Do you consider yourself a landscape practitioner? How does your interest in Ch’an and art and nature manifest in daily life? I’ve always been oriented toward mountains, distances, space—always felt that I needed the natural world filling my mind. It’s sort of an unquestioned assumption in my life that landscape—or maybe I should say: the interface where a human and a landscape meet—is where value lies. So much of intellectual history is people sitting in rooms reading books written by other people who sat in rooms. I don’t get that, not at all. [Laughs.]

I live on a dirt road in the forest, surrounded by mountains. I take walks and ride my bike and relax in the yard. The moment of magic, when it’s all woven together, my own consciousness and the surrounding landscape, is what I’m after. Speaking generally, I’m not sure what we’re after in the West—maybe being righteous so you can get to heaven, or finding the timeless capital-T Truth? Those are just stories. For me, there’s no magic quite like the eyes mirroring empirical reality—the eyes putting the world inside of my being. I can never get over that. It’s inconceivable. And somehow it makes me feel less like a modern American and more like an ancient Chinese, which I enjoy.

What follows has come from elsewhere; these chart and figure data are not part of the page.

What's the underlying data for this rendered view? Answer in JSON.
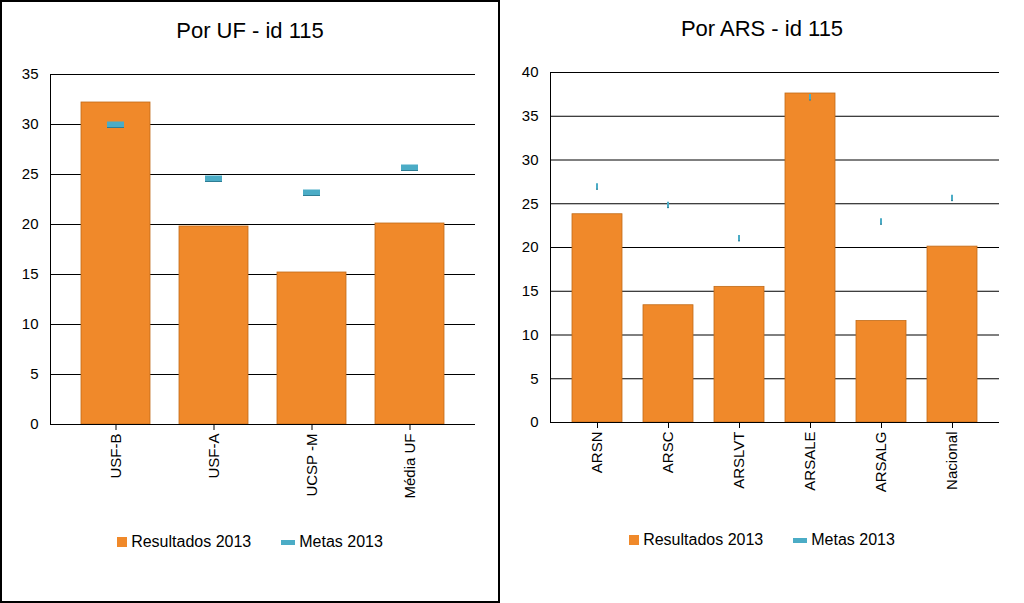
{
  "chart_data": [
    {
      "type": "bar",
      "title": "Por UF - id 115",
      "categories": [
        "USF-B",
        "USF-A",
        "UCSP -M",
        "Média UF"
      ],
      "series": [
        {
          "name": "Resultados 2013",
          "type": "bar",
          "color": "#f0892a",
          "values": [
            32.2,
            19.8,
            15.2,
            20.1
          ]
        },
        {
          "name": "Metas 2013",
          "type": "scatter",
          "marker": "dash",
          "color": "#4bacc6",
          "values": [
            30,
            24.6,
            23.2,
            25.7
          ]
        }
      ],
      "ylim": [
        0,
        35
      ],
      "yticks": [
        0,
        5,
        10,
        15,
        20,
        25,
        30,
        35
      ],
      "grid": true,
      "legend": "bottom"
    },
    {
      "type": "bar",
      "title": "Por ARS - id 115",
      "categories": [
        "ARSN",
        "ARSC",
        "ARSLVT",
        "ARSALE",
        "ARSALG",
        "Nacional"
      ],
      "series": [
        {
          "name": "Resultados 2013",
          "type": "bar",
          "color": "#f0892a",
          "values": [
            23.8,
            13.4,
            15.5,
            37.6,
            11.6,
            20.1
          ]
        },
        {
          "name": "Metas 2013",
          "type": "scatter",
          "marker": "dash",
          "color": "#4bacc6",
          "values": [
            27,
            24.9,
            21.1,
            37.2,
            23,
            25.7
          ]
        }
      ],
      "ylim": [
        0,
        40
      ],
      "yticks": [
        0,
        5,
        10,
        15,
        20,
        25,
        30,
        35,
        40
      ],
      "grid": true,
      "legend": "bottom"
    }
  ]
}
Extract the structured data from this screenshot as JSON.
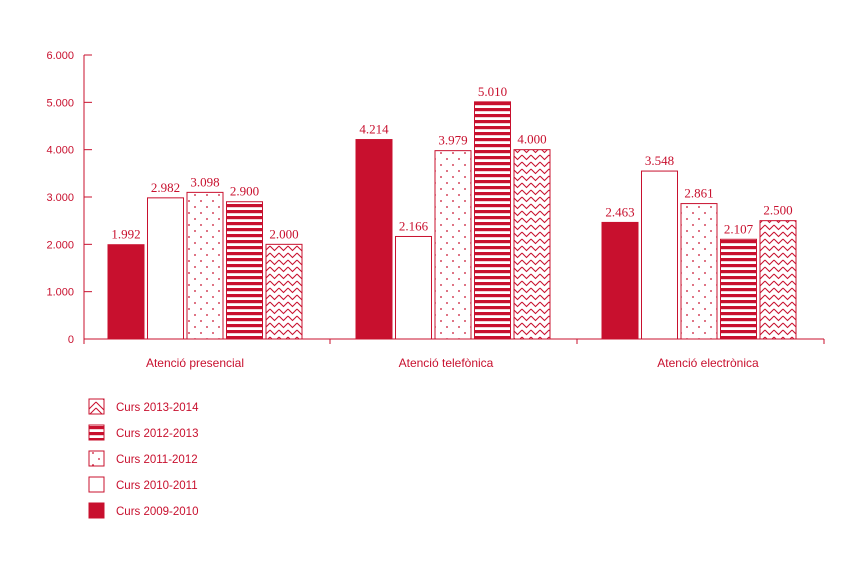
{
  "colors": {
    "accent": "#c8102e",
    "background": "#ffffff"
  },
  "chart_data": {
    "type": "bar",
    "categories": [
      "Atenció presencial",
      "Atenció telefònica",
      "Atenció electrònica"
    ],
    "series": [
      {
        "name": "Curs 2009-2010",
        "pattern": "solid",
        "values": [
          1992,
          4214,
          2463
        ],
        "labels": [
          "1.992",
          "4.214",
          "2.463"
        ]
      },
      {
        "name": "Curs 2010-2011",
        "pattern": "outline",
        "values": [
          2982,
          2166,
          3548
        ],
        "labels": [
          "2.982",
          "2.166",
          "3.548"
        ]
      },
      {
        "name": "Curs 2011-2012",
        "pattern": "dots",
        "values": [
          3098,
          3979,
          2861
        ],
        "labels": [
          "3.098",
          "3.979",
          "2.861"
        ]
      },
      {
        "name": "Curs 2012-2013",
        "pattern": "stripes",
        "values": [
          2900,
          5010,
          2107
        ],
        "labels": [
          "2.900",
          "5.010",
          "2.107"
        ]
      },
      {
        "name": "Curs 2013-2014",
        "pattern": "zigzag",
        "values": [
          2000,
          4000,
          2500
        ],
        "labels": [
          "2.000",
          "4.000",
          "2.500"
        ]
      }
    ],
    "ylim": [
      0,
      6000
    ],
    "yticks": [
      0,
      1000,
      2000,
      3000,
      4000,
      5000,
      6000
    ],
    "ytick_labels": [
      "0",
      "1.000",
      "2.000",
      "3.000",
      "4.000",
      "5.000",
      "6.000"
    ],
    "grid": false,
    "legend_position": "bottom-left",
    "legend_order": [
      "Curs 2013-2014",
      "Curs 2012-2013",
      "Curs 2011-2012",
      "Curs 2010-2011",
      "Curs 2009-2010"
    ]
  }
}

In parting, I wanted to mention that I was impressed by the number of exclamation marks in Existence. Despite the complex, somewhat scholarly subject matter, your enthusiasm really showed through. It was as if you were saying: Consciousness . . . cool! Nature . . . cool! Existence . . . cool! You’re not far off. [Laughs.] Maybe I should have let you write the book. You could have done it in three lines!